Detta proprietà, tra cui quella posseduta a Tresino e a Staino, fu venduta da esse, viventi secondo leggi e consuetudini romane, alla Badia. Più interessante la donazione del settembre 1143 con la quale il milite Stabile, cresciuto ed educato dagli abati cavensi e oblato dell'Abbazia, dopo aver raggiunto ricchezza e gloria, fino ad ottenere gli sproni d'oro di cavaliere, chiese all'abate Falcone di vestire l’abito monastico con atto pubblico perciò, il cavaliere donò alla Badia tutti i beni che  ossedeva nel distretto di Cilento, tra cui Tresino e inoltre 300 tarì d'oro. Gismondo di Rocca Romana con testamento 13 del maggio 1185 dispose che tutti i suoi beni esistenti fuori Salerno, a Lama e Maturno, e nel distretto di Cilento a Tresino e Licosa, con mulini e censili, dovevano essere trasferiti alla Badia alla sua morte. Nel registro dell'abate Tommaso è notizia del fitto della chiesa di S. Giovanni di Tresino (l'abate ricevette da Benedetto di Tresino un'oncia d'oro) e di una lettera inviata al giudice Giovanni di colà; vi è cenno di versamenti di 17 tarì d'oro e tarì 8 e della consegna al nocchiero Guglielmo di tre moggi e mezzo di frumento di un moggio di orzo e di uno e mezzo « de dolacis >>, mezzo moggio di fave e tre tomola di « ciceri ». Dal processo del 1276 si rileva  che Tresino rendeva 20 once annue e che la metà spettava al vescovo di Capaccio.

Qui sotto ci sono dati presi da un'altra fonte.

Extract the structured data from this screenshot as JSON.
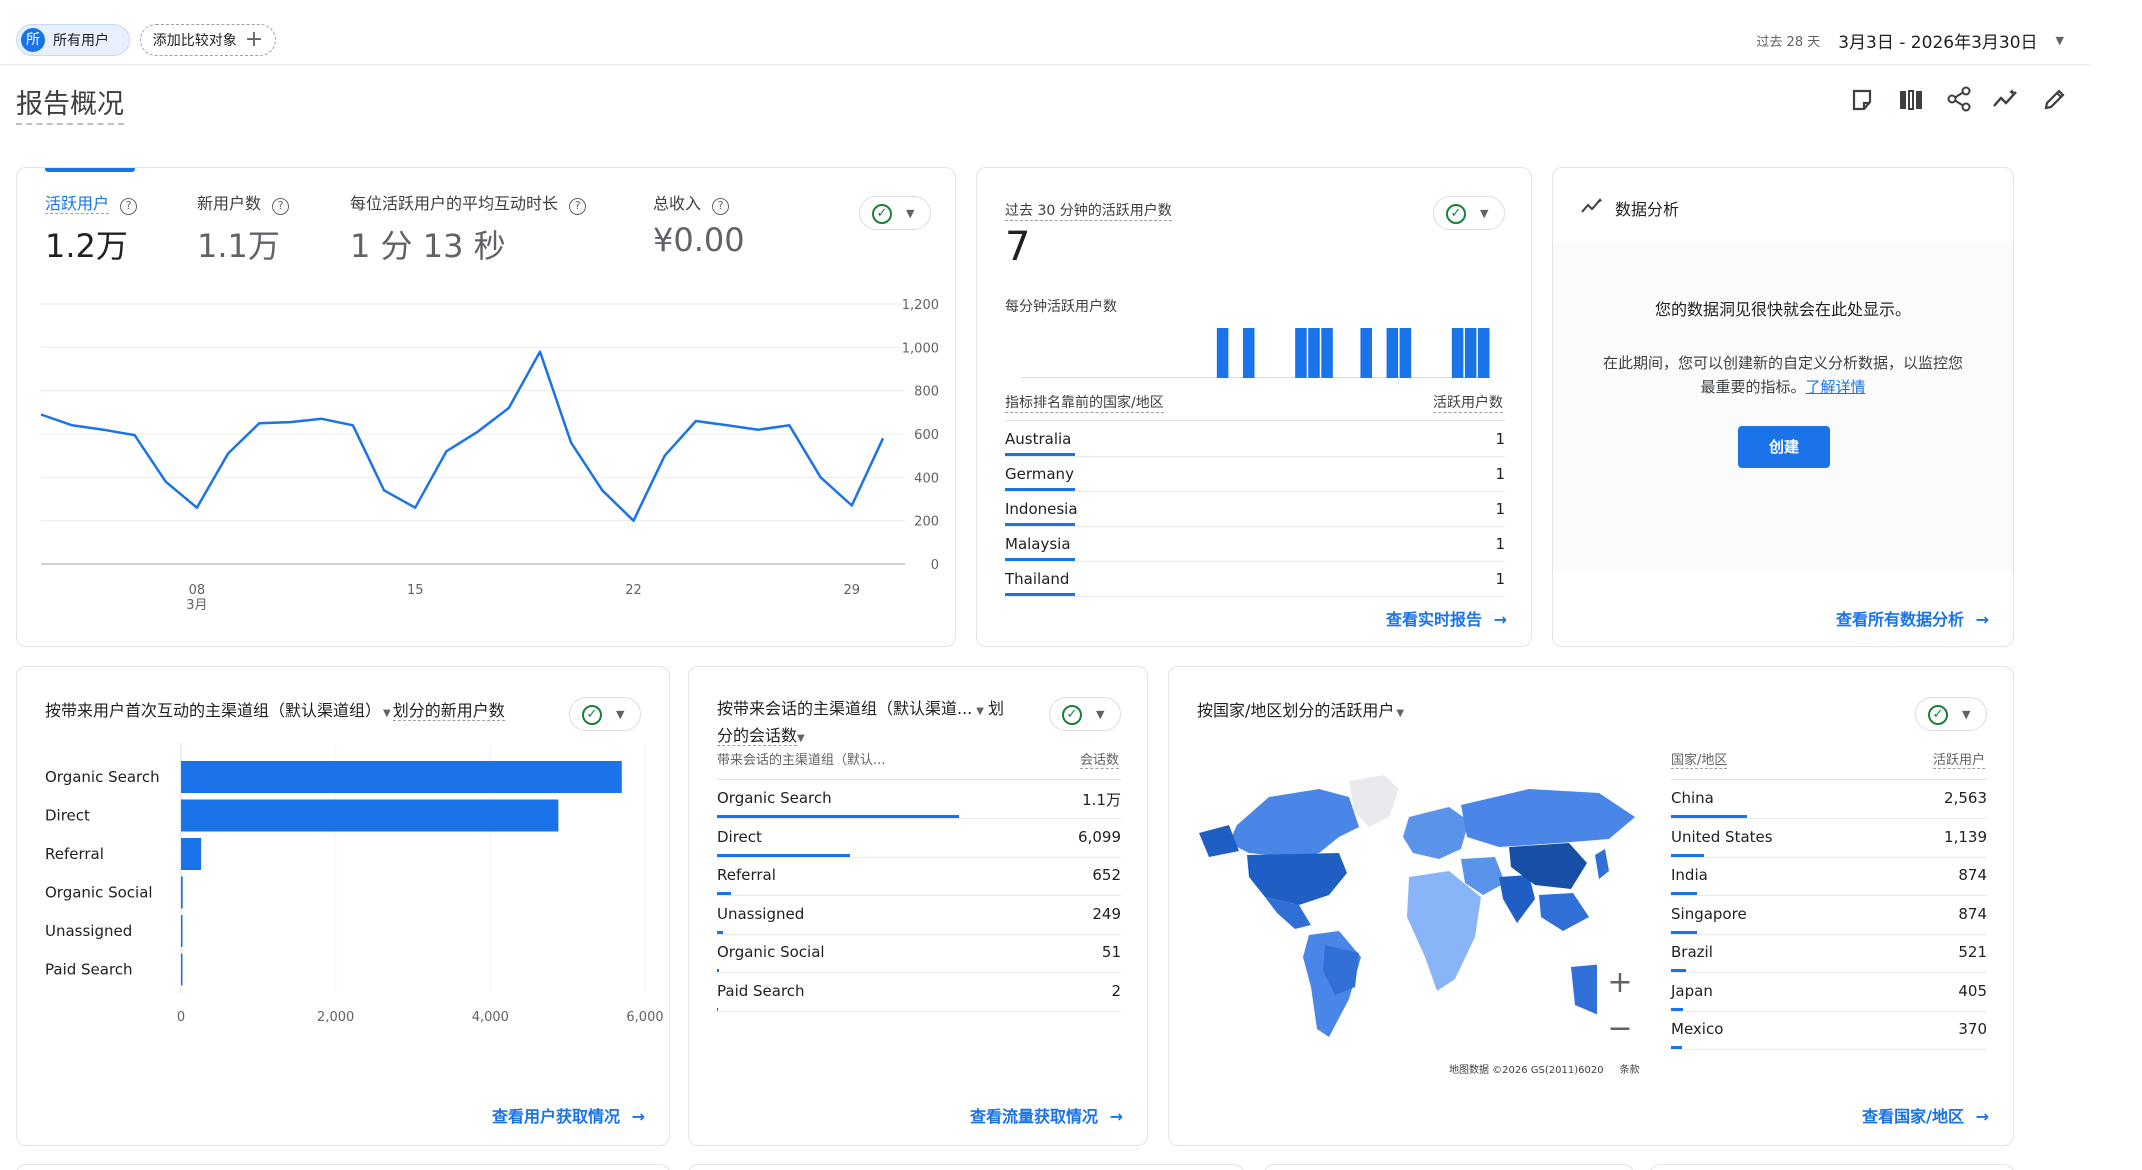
{
  "header": {
    "user_chip": {
      "avatar": "所",
      "label": "所有用户"
    },
    "compare_chip": "添加比较对象",
    "date_range": {
      "preset": "过去 28 天",
      "range": "3月3日 - 2026年3月30日"
    },
    "page_title": "报告概况",
    "toolbar_icons": [
      "edit-note-icon",
      "compare-columns-icon",
      "share-icon",
      "insights-icon",
      "pencil-icon"
    ]
  },
  "summary_card": {
    "metrics": [
      {
        "label": "活跃用户",
        "value": "1.2万",
        "active": true
      },
      {
        "label": "新用户数",
        "value": "1.1万",
        "active": false
      },
      {
        "label": "每位活跃用户的平均互动时长",
        "value": "1 分 13 秒",
        "active": false
      },
      {
        "label": "总收入",
        "value": "¥0.00",
        "active": false
      }
    ],
    "chart_data": {
      "type": "line",
      "x": [
        3,
        4,
        5,
        6,
        7,
        8,
        9,
        10,
        11,
        12,
        13,
        14,
        15,
        16,
        17,
        18,
        19,
        20,
        21,
        22,
        23,
        24,
        25,
        26,
        27,
        28,
        29,
        30
      ],
      "series": [
        {
          "values": [
            690,
            640,
            620,
            595,
            380,
            260,
            510,
            650,
            655,
            670,
            640,
            340,
            260,
            520,
            610,
            720,
            980,
            560,
            340,
            200,
            500,
            660,
            640,
            620,
            640,
            400,
            270,
            580
          ]
        }
      ],
      "xticks": [
        {
          "x": 8,
          "label": "08",
          "sub": "3月"
        },
        {
          "x": 15,
          "label": "15"
        },
        {
          "x": 22,
          "label": "22"
        },
        {
          "x": 29,
          "label": "29"
        }
      ],
      "yticks": [
        "1,200",
        "1,000",
        "800",
        "600",
        "400",
        "200",
        "0"
      ],
      "ylim": [
        0,
        1200
      ],
      "color": "#1a73e8",
      "grid": true
    }
  },
  "realtime_card": {
    "title": "过去 30 分钟的活跃用户数",
    "value": "7",
    "subtitle": "每分钟活跃用户数",
    "chart_data": {
      "type": "bar",
      "values": [
        0,
        0,
        0,
        0,
        0,
        0,
        0,
        0,
        0,
        0,
        0,
        0,
        0,
        0,
        0,
        1,
        0,
        1,
        0,
        0,
        0,
        1,
        1,
        1,
        0,
        0,
        1,
        0,
        1,
        1,
        0,
        0,
        0,
        1,
        1,
        1
      ],
      "ylim": [
        0,
        1
      ],
      "color": "#1a73e8"
    },
    "table_header": {
      "name": "指标排名靠前的国家/地区",
      "value": "活跃用户数"
    },
    "rows": [
      {
        "name": "Australia",
        "value": "1"
      },
      {
        "name": "Germany",
        "value": "1"
      },
      {
        "name": "Indonesia",
        "value": "1"
      },
      {
        "name": "Malaysia",
        "value": "1"
      },
      {
        "name": "Thailand",
        "value": "1"
      }
    ],
    "link": "查看实时报告"
  },
  "insights_card": {
    "title": "数据分析",
    "headline": "您的数据洞见很快就会在此处显示。",
    "body": "在此期间，您可以创建新的自定义分析数据，以监控您",
    "body2_prefix": "最重要的指标。",
    "learn_more": "了解详情",
    "create_button": "创建",
    "link": "查看所有数据分析"
  },
  "acquisition_card": {
    "title_prefix": "按带来用户首次互动的主渠道组（默认渠道组）",
    "title_suffix": "划分的新用户数",
    "chart_data": {
      "type": "bar",
      "orientation": "horizontal",
      "categories": [
        "Organic Search",
        "Direct",
        "Referral",
        "Organic Social",
        "Unassigned",
        "Paid Search"
      ],
      "values": [
        5700,
        4880,
        260,
        22,
        20,
        4
      ],
      "xticks": [
        "0",
        "2,000",
        "4,000",
        "6,000"
      ],
      "xlim": [
        0,
        6000
      ],
      "color": "#1a73e8"
    },
    "link": "查看用户获取情况"
  },
  "traffic_card": {
    "title_line1": "按带来会话的主渠道组（默认渠道...",
    "title_line1_suffix": "划",
    "title_line2": "分的会话数",
    "col_name": "带来会话的主渠道组（默认...",
    "col_value": "会话数",
    "rows": [
      {
        "name": "Organic Search",
        "value": "1.1万",
        "share": 0.6
      },
      {
        "name": "Direct",
        "value": "6,099",
        "share": 0.33
      },
      {
        "name": "Referral",
        "value": "652",
        "share": 0.035
      },
      {
        "name": "Unassigned",
        "value": "249",
        "share": 0.014
      },
      {
        "name": "Organic Social",
        "value": "51",
        "share": 0.005
      },
      {
        "name": "Paid Search",
        "value": "2",
        "share": 0.001
      }
    ],
    "link": "查看流量获取情况"
  },
  "geo_card": {
    "title": "按国家/地区划分的活跃用户",
    "col_name": "国家/地区",
    "col_value": "活跃用户",
    "rows": [
      {
        "name": "China",
        "value": "2,563",
        "share": 1.0
      },
      {
        "name": "United States",
        "value": "1,139",
        "share": 0.44
      },
      {
        "name": "India",
        "value": "874",
        "share": 0.34
      },
      {
        "name": "Singapore",
        "value": "874",
        "share": 0.34
      },
      {
        "name": "Brazil",
        "value": "521",
        "share": 0.2
      },
      {
        "name": "Japan",
        "value": "405",
        "share": 0.16
      },
      {
        "name": "Mexico",
        "value": "370",
        "share": 0.14
      }
    ],
    "map_attribution": "地图数据 ©2026 GS(2011)6020",
    "map_terms": "条款",
    "zoom_in": "+",
    "zoom_out": "−",
    "link": "查看国家/地区"
  }
}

Il Ventimiglia  rileva da un documento che il notaio Tommaso Piczicariolo, fig1io del fu Bonaventura, alienò a favore del monastero, per 50 once d'oro siciliane, un terreno con abitazioni ad archi e con una corte con cisterna << in plaia montis >> a Salerno (pressi della chiesa di S. Massimo) riservando l'usufrutto per sè e per la moglie Nicolia.

Nell'Archivio cavense vi sono ancora fino alla fine del '300, altri 20 documenti  tra cui una donazione, una concessione perpetua, una presa di possesso, un testamento e sedici concessioni enfiteutiche.

Interessanti il testamento e l'ordine di presa di possesso. Nel 1318 Nicola di Tresino disponeva di diseredare i figli di Francesco di Fontana se avessero ricusato di diventare vassalli della Badia; per una vertenza con Tommaso di Castellabate che assumeva di possedere il villaggio di Tresino, «virtute locationi» fattagli dal monastero, l'ordine (1342)  a fra Matteo di Eboli, priore di S. Mango, di prenderne possesso.

Il 25 aprile del 1382 i vassalli di Tresino prestarono giuramento di fedeltà all'abate Antonio. Nell'Archivio di Cava vi è un inventario e una pianta dei beni stabili del beneficio dei monasteri di S. Angelo e di S. G. Battista e il testamento con il quale il magnifico Ascanio de Vicariis, feudatario di Tresino, restituì nel 1567 alla Badia i beni mobili dipendenti dal Beneficio.

Il Guillaume include anche Tresino tra i villaggi sotto il dominio temporale della Badia: «chàteu, Terresinum ou Trisino Cilento, 1073, Gisulfe II, prince de Salerno, parte 1410».